The New Zealand dollar is heading for a 1 per cent decline this week after shedding 4.5 per cent in August as election uncertainty rises with the latest political polls.
The kiwi was trading at US71.66c at 5pm today versus US71.79c at 8am and from US71.68c late on Thursday. It was at US72.38c a week ago in New York. The trade-weighted index was at 75.05 from 75.27.
The New Zealand dollar came under pressure last month when weak data led the market to pare back its expectations for upcoming rate hikes. While investors were disappointed when the central bank kept the official cash rate at 1.75 per cent with future projections unchanged, the kiwi failed to recover as tensions between the US and North Korea sapped any risk appetite. It was then weighed down when Treasury scaled back projections for economic growth in the pre-election fiscal update.

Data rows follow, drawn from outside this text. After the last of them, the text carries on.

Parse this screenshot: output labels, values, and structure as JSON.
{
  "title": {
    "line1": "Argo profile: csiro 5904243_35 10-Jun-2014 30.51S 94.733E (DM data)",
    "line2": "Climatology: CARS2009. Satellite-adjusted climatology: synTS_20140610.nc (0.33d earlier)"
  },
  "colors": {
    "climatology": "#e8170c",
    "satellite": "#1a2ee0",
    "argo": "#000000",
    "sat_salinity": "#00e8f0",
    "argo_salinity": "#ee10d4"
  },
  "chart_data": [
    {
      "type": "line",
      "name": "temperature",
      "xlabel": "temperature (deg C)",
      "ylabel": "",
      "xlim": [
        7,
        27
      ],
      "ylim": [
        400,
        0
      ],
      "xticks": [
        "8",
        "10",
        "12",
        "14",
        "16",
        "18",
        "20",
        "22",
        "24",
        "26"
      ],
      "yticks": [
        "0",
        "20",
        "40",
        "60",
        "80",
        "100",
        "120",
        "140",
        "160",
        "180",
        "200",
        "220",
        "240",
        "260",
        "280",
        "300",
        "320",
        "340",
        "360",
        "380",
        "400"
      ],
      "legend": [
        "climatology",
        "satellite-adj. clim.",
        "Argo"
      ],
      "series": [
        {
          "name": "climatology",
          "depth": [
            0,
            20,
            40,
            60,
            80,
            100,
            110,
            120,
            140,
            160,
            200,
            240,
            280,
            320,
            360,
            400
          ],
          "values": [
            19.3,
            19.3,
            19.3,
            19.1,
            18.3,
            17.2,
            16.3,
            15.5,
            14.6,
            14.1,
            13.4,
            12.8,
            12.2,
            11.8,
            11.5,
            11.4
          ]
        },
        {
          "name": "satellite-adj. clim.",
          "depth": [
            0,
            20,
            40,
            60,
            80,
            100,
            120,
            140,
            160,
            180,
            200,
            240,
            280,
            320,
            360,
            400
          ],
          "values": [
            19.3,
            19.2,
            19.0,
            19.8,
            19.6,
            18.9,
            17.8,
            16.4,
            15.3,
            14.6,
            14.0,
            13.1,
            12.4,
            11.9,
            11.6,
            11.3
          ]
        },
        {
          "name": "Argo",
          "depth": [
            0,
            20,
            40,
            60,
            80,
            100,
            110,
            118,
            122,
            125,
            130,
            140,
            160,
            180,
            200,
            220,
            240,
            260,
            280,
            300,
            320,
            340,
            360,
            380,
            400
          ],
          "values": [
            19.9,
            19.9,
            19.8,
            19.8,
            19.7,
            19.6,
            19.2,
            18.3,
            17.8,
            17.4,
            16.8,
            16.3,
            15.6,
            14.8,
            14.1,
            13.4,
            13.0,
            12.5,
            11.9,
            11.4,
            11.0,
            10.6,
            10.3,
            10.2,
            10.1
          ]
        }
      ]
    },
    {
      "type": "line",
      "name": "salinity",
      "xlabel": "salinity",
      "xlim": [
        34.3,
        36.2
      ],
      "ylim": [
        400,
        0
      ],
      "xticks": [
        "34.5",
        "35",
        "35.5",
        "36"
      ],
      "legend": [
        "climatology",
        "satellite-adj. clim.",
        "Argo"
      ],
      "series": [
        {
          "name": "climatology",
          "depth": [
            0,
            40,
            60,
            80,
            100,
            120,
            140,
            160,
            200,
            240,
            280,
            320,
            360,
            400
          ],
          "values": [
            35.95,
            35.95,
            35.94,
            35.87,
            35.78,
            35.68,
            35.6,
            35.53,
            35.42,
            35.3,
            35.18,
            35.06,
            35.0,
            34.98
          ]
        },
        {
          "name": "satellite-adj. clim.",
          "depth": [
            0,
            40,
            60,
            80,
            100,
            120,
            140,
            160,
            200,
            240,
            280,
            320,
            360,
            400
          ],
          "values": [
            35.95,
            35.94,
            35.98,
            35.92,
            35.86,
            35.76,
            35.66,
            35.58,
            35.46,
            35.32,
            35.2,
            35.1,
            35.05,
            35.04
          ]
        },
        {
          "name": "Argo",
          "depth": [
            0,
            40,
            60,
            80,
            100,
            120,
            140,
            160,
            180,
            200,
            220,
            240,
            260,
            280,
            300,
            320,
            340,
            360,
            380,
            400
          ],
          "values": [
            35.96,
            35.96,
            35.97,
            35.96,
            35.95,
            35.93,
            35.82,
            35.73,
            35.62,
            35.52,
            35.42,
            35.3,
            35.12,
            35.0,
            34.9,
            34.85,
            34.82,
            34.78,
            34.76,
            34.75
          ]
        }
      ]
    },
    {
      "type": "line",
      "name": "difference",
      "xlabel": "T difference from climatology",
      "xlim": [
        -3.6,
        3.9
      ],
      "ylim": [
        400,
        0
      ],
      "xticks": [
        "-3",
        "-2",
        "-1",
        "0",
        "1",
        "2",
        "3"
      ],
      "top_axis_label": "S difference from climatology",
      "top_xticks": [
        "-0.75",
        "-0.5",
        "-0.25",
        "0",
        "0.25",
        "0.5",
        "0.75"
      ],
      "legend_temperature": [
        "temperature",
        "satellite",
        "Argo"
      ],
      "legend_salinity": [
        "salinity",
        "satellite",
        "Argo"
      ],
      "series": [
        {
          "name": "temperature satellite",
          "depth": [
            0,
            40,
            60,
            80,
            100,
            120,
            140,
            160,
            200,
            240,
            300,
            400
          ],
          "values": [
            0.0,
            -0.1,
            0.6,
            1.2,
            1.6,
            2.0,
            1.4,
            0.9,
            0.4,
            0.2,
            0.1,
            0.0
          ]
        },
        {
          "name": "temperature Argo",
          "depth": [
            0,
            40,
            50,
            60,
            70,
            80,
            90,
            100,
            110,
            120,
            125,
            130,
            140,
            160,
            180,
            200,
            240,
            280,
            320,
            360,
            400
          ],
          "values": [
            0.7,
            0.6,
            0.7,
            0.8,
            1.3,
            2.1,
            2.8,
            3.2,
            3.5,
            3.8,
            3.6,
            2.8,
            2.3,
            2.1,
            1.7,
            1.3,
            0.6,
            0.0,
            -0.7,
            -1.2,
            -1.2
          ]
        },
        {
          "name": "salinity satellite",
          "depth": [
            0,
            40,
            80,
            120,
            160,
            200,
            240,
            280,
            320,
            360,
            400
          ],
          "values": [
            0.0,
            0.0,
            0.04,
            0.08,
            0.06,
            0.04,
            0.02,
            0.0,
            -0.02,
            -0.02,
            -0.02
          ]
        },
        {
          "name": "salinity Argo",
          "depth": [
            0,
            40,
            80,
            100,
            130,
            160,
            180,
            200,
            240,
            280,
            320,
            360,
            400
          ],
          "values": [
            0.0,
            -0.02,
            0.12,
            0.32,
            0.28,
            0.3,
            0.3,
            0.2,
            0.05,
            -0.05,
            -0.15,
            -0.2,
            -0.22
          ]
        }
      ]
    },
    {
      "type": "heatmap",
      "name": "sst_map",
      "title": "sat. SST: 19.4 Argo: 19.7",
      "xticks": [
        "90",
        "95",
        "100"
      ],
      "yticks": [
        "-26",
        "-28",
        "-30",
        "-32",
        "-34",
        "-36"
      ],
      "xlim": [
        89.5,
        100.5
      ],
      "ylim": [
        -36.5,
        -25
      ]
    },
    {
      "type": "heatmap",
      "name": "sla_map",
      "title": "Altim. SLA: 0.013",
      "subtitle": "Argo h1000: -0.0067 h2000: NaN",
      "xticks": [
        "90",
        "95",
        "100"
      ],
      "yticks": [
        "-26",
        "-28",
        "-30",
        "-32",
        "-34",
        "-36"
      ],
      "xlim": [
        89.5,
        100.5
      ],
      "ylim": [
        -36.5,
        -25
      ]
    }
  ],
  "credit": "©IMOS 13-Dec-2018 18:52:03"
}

"The NZD was a clear underperformer during August, falling against all the major currencies we closely follow," said BNZ senior markets strategist Jason Wong. "We don't think there was any one specific driver behind this performance - we think it probably reflects the combination of poor trader positioning at the start of the month and the cumulative impact of a number of slightly NZD-negative forces."
The latest blow - which pushed it to a three-month low - came when the latest Colmar Brunton Poll put support for Labour at 43 per cent late on Thursday, ahead of National on 41 per cent while Jacinda Ardern is ahead of Bill English as preferred Prime Minister at 34 per cent to 33 per cent. "The poll was definitely very negative for the New Zealand dollar", said Tim Kelleher, head of institutional foreign exchange sales at ASB Bank.
Looking ahead, investors will be watching US jobs data due out overnight.
The kiwi fell to A90.24c from A90.71c on Thursday. The currency fell to 78.84 from 79.22. It traded at 60.23c from 60.34c and at 55.45 British pence from 55.44p.